Syrie : Yabroud touchée par les larmes de la Sainte Vierge.

Syrie-Patriarche-Gregoire-III-Lahham-credit-AED

C’est un véritable miracle qui s’est produit dans ce petit village syrien : pendant 48 heures, une statue de la Vierge Marie s’est mise à pleurer. Le 8 septembre, jour de la Nativité de Marie, Yabroud fêtait l’installation d’une imposante statue de la Sainte Vierge, en présence de l’évêque de l’archéparchie de Homs, du nonce apostolique et du patriarche grec-melkite catholique, Grégoire III Laham. Des personnalités civiles et musulmanes avaient également fait le déplacement ttirant depuis pèlerins chrétiens et musulmans.

Pour le père Georges Haddad, curé de la ville, cette statue est une réponse aux djihadistes qui ont détruit de nombreuses statues ou icônes lors de leur occupation, mais pas seulement.

Des larmes dans les yeux de la statue pendant deux jours

Quelques jours après la libération de cette petite ville de 60 000 habitants, au printemps 2014, certains étaient déjà de retour dans leurs maisons parfois détruites, souvent pillées.
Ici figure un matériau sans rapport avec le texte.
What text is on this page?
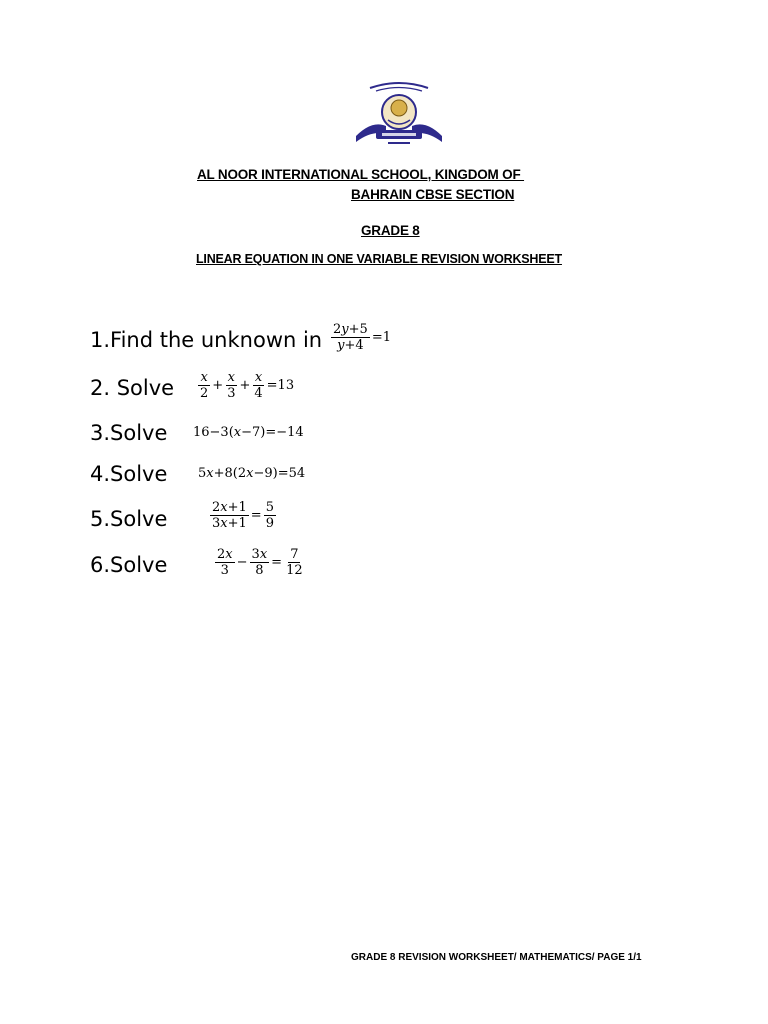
AL NOOR INTERNATIONAL SCHOOL, KINGDOM OF
BAHRAIN CBSE SECTION
GRADE 8
LINEAR EQUATION IN ONE VARIABLE REVISION WORKSHEET
1.Find the unknown in $\frac{2y+5}{y+4} =1$
2. Solve $\frac{x}{2} + \frac{x}{3} + \frac{x}{4} =13$
3.Solve 16−3(x−7)=−14
4.Solve 5x+8(2x−9)=54
5.Solve	$\frac{2x+1}{3x+1} = \frac{5}{9}$
6.Solve	$\frac{2x}{3} - \frac{3x}{8} = \frac{7}{12}$
GRADE 8 REVISION WORKSHEET/ MATHEMATICS/ PAGE 1/1
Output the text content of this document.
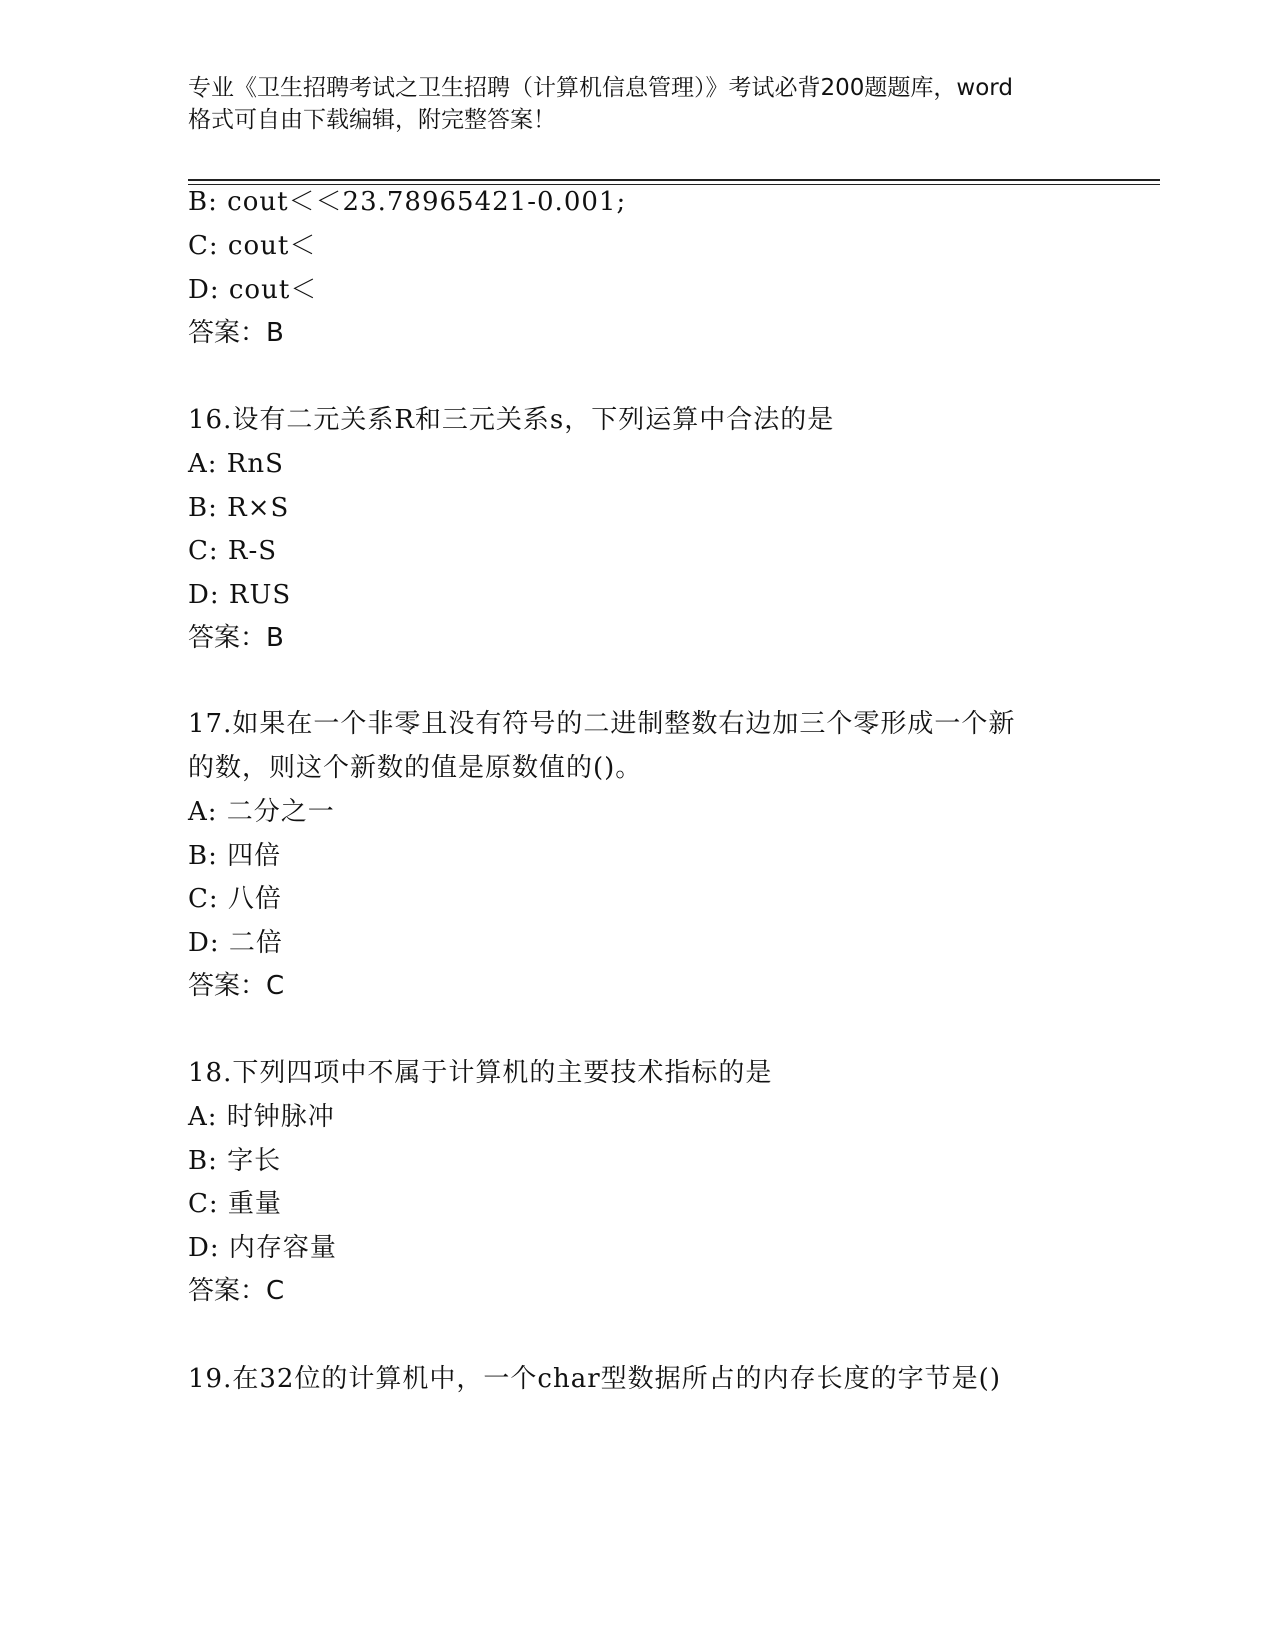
专业《卫生招聘考试之卫生招聘（计算机信息管理）》考试必背200题题库，word
格式可自由下载编辑，附完整答案！
B: cout＜＜23.78965421-0.001;
C: cout＜
D: cout＜
答案：B
16.设有二元关系R和三元关系s，下列运算中合法的是
A: RnS
B: R×S
C: R-S
D: RUS
答案：B
17.如果在一个非零且没有符号的二进制整数右边加三个零形成一个新
的数，则这个新数的值是原数值的()。
A: 二分之一
B: 四倍
C: 八倍
D: 二倍
答案：C
18.下列四项中不属于计算机的主要技术指标的是
A: 时钟脉冲
B: 字长
C: 重量
D: 内存容量
答案：C
19.在32位的计算机中，一个char型数据所占的内存长度的字节是()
Le père Georges se souvient d’avoir entendu des paroissiens lui affirmer qu’une statue de la Vierge pleurait dans la petite chapelle située juste à côté de l’historique cathédrale Constantin-et-Hélène.

Le lendemain, des enfants viennent le trouver en courant : la Vierge pleure à nouveau. « J’ai vu une larme au coin de ses yeux, et la Vierge rayonnait d’une lumière éclatante, cela a duré 48 heures », explique le père devant cette statue redevenue de pierre, qui continue pourtant à attirer chaque jour de nombreux pèlerins chrétiens et musulmans.

Des larmes de joie ou de tristesse ?

Quelques maisons plus loin, un père de famille brandit son portable et montre une photo de la statue prise alors qu’elle pleurait : « C’étaient des larmes de joie parce que les enfants de Yabroud commençaient à revenir », commente-t-il après avoir montré de multiples photos de sa maison détruite par des tirs d’obus mais rapidement reconstruite « pour ne pas laisser [les terroristes] gagner » .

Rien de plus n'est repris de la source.